Acanthus are excellent foliage plants and about as tough as a perennial can be, but most are larger than we want for our hillside garden. The exception to this is Acanthus dioscoridis var. perringii, a more compact bear’s beach with extra spiny leaves. A formidable flush of growth emerges in late winter, peaks in early summer with a handful of flowering spires, and withers in summer dormancy as dry weather settles in.
Mrs Miller enjoyed hollies for their glossy, deep green leaves and their ability to withstand abuse. One of the best is Ilex aquifolium ‘Angustifolia’, several of which are lightly pruned into dense tear drops. These male forms do not set seed and add a deep shiny black green color to the hillside. Close inspection reveals fine spines along the edge of each leaf and deep purple stems that set off the evergreen foliage.
Great foliage is not confined to broadleaf plants; conifers can provide outstanding foliar interest as well [see also Pacific Horticulture, April 2011]. Two recently added conifers have especially unusual and colorful growth. One of the most curious is Podocarpus ‘Orangeade’. In winter, the pointed needles become a deep burnished bronze with a dark green undertone; when the new growth starts, it is an odd golden orange maturing to olive-green.
I used to regard Norway spruce (Picea abies) and most of its cultivars as merely utilitarian. One selection proves this generalization wrong: Picea abies ‘Pusch’ is a low compact grower, bearing copious numbers of miniature, bright reddish purple cones that sparkle in the fresh green new growth of spring.
Brightening the Gray Days
Silvers and grays feature prominently throughout the hillside, adding an indispensable lightness to the bank and a feeling of warmth and sunshine on otherwise dull days. A major focal point is a young silver weeping pear (Pyrus salicifolia ‘Pendula’). For many years, I could not understand the esteem accorded this plant, which is prone to erratic branching and formless structure. Others loved the tree. I decided to prune it without remorse. Over the last several years, it has finally started to take on a pleasingly controlled wildness; the strong silver gray foliage is echoed by the paler green gray of Phlomis fruticosa ‘Compact Gray’, oddly named for, without periodic heavy pruning, it will reach five feet tall with a seven-foot spread. The bolder texture of the leaves and the profuse spikes of canary yellow flowers in summer are outstanding; the blossoms are held in tight whorls along the stem, each flower filled with sweet nectar.
In experimenting with various shrubs, we have added several kinds of New Zealand daisy bush (Olearia), most of which have succumbed to cold temperatures over the years. The hardiest form for us is Olearia xmollis, which slowly reaches seven to eight feet tall; we occasionally prune it to the ground and encourage it to re-grow. Its simple oval leaves are a soft olive gray with a whitish cast. In early summer, it is covered with a profusion of tiny white, daisy-like flowers.

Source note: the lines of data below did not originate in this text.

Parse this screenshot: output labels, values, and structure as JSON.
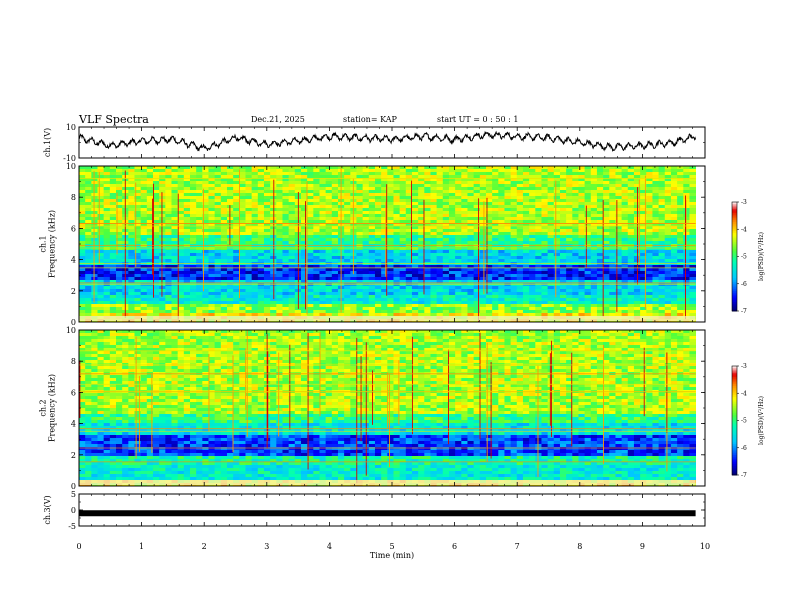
{
  "header": {
    "title": "VLF Spectra",
    "date": "Dec.21, 2025",
    "station": "station= KAP",
    "start": "start  UT =   0 : 50 : 1"
  },
  "chart_data": [
    {
      "type": "line",
      "name": "ch1-waveform",
      "ylabel": "ch.1(V)",
      "yticks": [
        "10",
        "-10"
      ],
      "ylim": [
        -10,
        10
      ],
      "xlim": [
        0,
        10
      ],
      "x": [
        0,
        0.5,
        1,
        1.5,
        2,
        2.5,
        3,
        3.5,
        4,
        4.5,
        5,
        5.5,
        6,
        6.5,
        7,
        7.5,
        8,
        8.5,
        9,
        9.5,
        9.85
      ],
      "y": [
        3,
        -2,
        1,
        2,
        -4,
        3,
        -1,
        1,
        4,
        3,
        2,
        4,
        2,
        5,
        4,
        3,
        0,
        -3,
        -2,
        0,
        4
      ]
    },
    {
      "type": "heatmap",
      "name": "ch1-spectrogram",
      "ylabel": "ch.1\nFrequency (kHz)",
      "ylabel_lines": [
        "ch.1",
        "Frequency (kHz)"
      ],
      "yticks": [
        "0",
        "2",
        "4",
        "6",
        "8",
        "10"
      ],
      "ylim": [
        0,
        10
      ],
      "xlim": [
        0,
        10
      ],
      "data_xmax": 9.85,
      "bands": [
        {
          "from": 0,
          "to": 0.5,
          "level": -4.2
        },
        {
          "from": 0.5,
          "to": 1.2,
          "level": -4.6
        },
        {
          "from": 1.2,
          "to": 1.8,
          "level": -5.4
        },
        {
          "from": 1.8,
          "to": 2.6,
          "level": -5.6
        },
        {
          "from": 2.6,
          "to": 3.6,
          "level": -6.4
        },
        {
          "from": 3.6,
          "to": 4.6,
          "level": -5.6
        },
        {
          "from": 4.6,
          "to": 5.6,
          "level": -5.0
        },
        {
          "from": 5.6,
          "to": 10,
          "level": -4.5
        }
      ],
      "colorbar": {
        "label": "log(PSD)(V²/Hz)",
        "ticks": [
          "-3",
          "-4",
          "-5",
          "-6",
          "-7"
        ],
        "range": [
          -7,
          -3
        ]
      }
    },
    {
      "type": "heatmap",
      "name": "ch2-spectrogram",
      "ylabel": "ch.2\nFrequency (kHz)",
      "ylabel_lines": [
        "ch.2",
        "Frequency (kHz)"
      ],
      "yticks": [
        "0",
        "2",
        "4",
        "6",
        "8",
        "10"
      ],
      "ylim": [
        0,
        10
      ],
      "xlim": [
        0,
        10
      ],
      "data_xmax": 9.85,
      "bands": [
        {
          "from": 0,
          "to": 0.4,
          "level": -4.2
        },
        {
          "from": 0.4,
          "to": 1.4,
          "level": -5.4
        },
        {
          "from": 1.4,
          "to": 2.0,
          "level": -5.2
        },
        {
          "from": 2.0,
          "to": 3.2,
          "level": -6.3
        },
        {
          "from": 3.2,
          "to": 4.0,
          "level": -5.5
        },
        {
          "from": 4.0,
          "to": 4.6,
          "level": -5.0
        },
        {
          "from": 4.6,
          "to": 10,
          "level": -4.5
        }
      ],
      "colorbar": {
        "label": "log(PSD)(V²/Hz)",
        "ticks": [
          "-3",
          "-4",
          "-5",
          "-6",
          "-7"
        ],
        "range": [
          -7,
          -3
        ]
      }
    },
    {
      "type": "line",
      "name": "ch3-waveform",
      "ylabel": "ch.3(V)",
      "yticks": [
        "5",
        "0",
        "-5"
      ],
      "ylim": [
        -5,
        5
      ],
      "xlim": [
        0,
        10
      ],
      "x": [
        0,
        9.85
      ],
      "y": [
        -1,
        -1
      ]
    }
  ],
  "xaxis": {
    "label": "Time (min)",
    "ticks": [
      "0",
      "1",
      "2",
      "3",
      "4",
      "5",
      "6",
      "7",
      "8",
      "9",
      "10"
    ],
    "range": [
      0,
      10
    ]
  }
}
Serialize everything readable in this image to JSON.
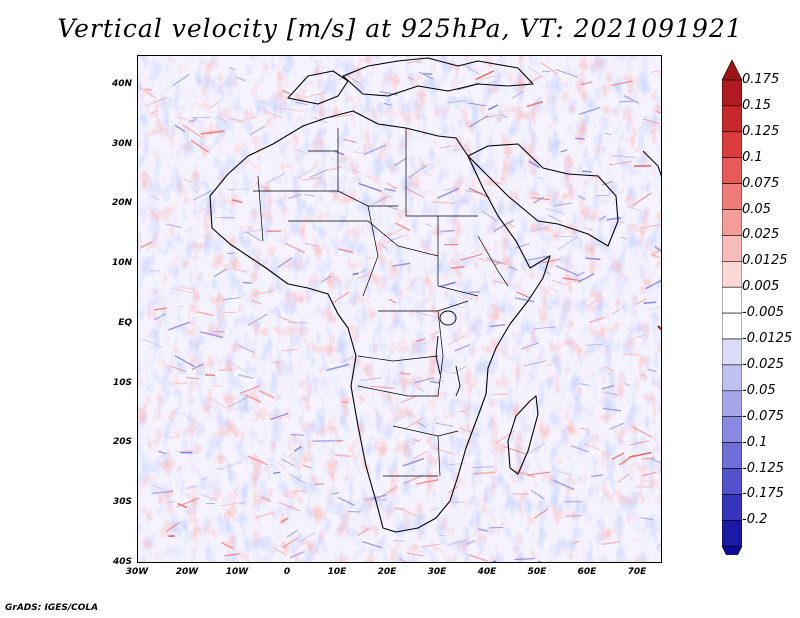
{
  "title": "Vertical velocity [m/s] at 925hPa, VT: 2021091921",
  "credit": "GrADS: IGES/COLA",
  "map": {
    "region": "Africa",
    "lon_range": [
      -30,
      75
    ],
    "lat_range": [
      -40,
      45
    ],
    "lat_ticks": [
      {
        "label": "40N",
        "value": 40
      },
      {
        "label": "30N",
        "value": 30
      },
      {
        "label": "20N",
        "value": 20
      },
      {
        "label": "10N",
        "value": 10
      },
      {
        "label": "EQ",
        "value": 0
      },
      {
        "label": "10S",
        "value": -10
      },
      {
        "label": "20S",
        "value": -20
      },
      {
        "label": "30S",
        "value": -30
      },
      {
        "label": "40S",
        "value": -40
      }
    ],
    "lon_ticks": [
      {
        "label": "30W",
        "value": -30
      },
      {
        "label": "20W",
        "value": -20
      },
      {
        "label": "10W",
        "value": -10
      },
      {
        "label": "0",
        "value": 0
      },
      {
        "label": "10E",
        "value": 10
      },
      {
        "label": "20E",
        "value": 20
      },
      {
        "label": "30E",
        "value": 30
      },
      {
        "label": "40E",
        "value": 40
      },
      {
        "label": "50E",
        "value": 50
      },
      {
        "label": "60E",
        "value": 60
      },
      {
        "label": "70E",
        "value": 70
      }
    ]
  },
  "colorbar": {
    "levels": [
      {
        "label": "0.175",
        "color": "#b01a20"
      },
      {
        "label": "0.15",
        "color": "#c8282c"
      },
      {
        "label": "0.125",
        "color": "#dc3c3c"
      },
      {
        "label": "0.1",
        "color": "#e85a58"
      },
      {
        "label": "0.075",
        "color": "#ef7c78"
      },
      {
        "label": "0.05",
        "color": "#f49c98"
      },
      {
        "label": "0.025",
        "color": "#f8bcb8"
      },
      {
        "label": "0.0125",
        "color": "#fbd8d6"
      },
      {
        "label": "0.005",
        "color": "#ffffff"
      },
      {
        "label": "-0.005",
        "color": "#ffffff"
      },
      {
        "label": "-0.0125",
        "color": "#dcdcf8"
      },
      {
        "label": "-0.025",
        "color": "#c2c2f2"
      },
      {
        "label": "-0.05",
        "color": "#a6a6ea"
      },
      {
        "label": "-0.075",
        "color": "#8a8ae2"
      },
      {
        "label": "-0.1",
        "color": "#6e6ed8"
      },
      {
        "label": "-0.125",
        "color": "#5252cc"
      },
      {
        "label": "-0.175",
        "color": "#3636bc"
      },
      {
        "label": "-0.2",
        "color": "#1a1aa8"
      }
    ],
    "top_color": "#a01418",
    "bottom_color": "#0c0c96"
  }
}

It is always fun to have the unexpected in a planting. Most gardeners would not think a dry bank would be a fitting place for a willow, but silver creeping willow (Salix repens var. argentea) thrives here. Native to the coastal dunes of Europe, it tolerates the quick drainage and dry soils without loosing a leaf.
The beauty of soft colors, varied textures, and distinct forms make for a drought-tolerant landscape that knits together in all seasons. The most exciting part of the planting is knowing there is always room for improvement and experimentation. Mrs Miller stated “When you plant a seed, the rest will follow.” Her hillside garden thrives today from the ideas she sowed years ago.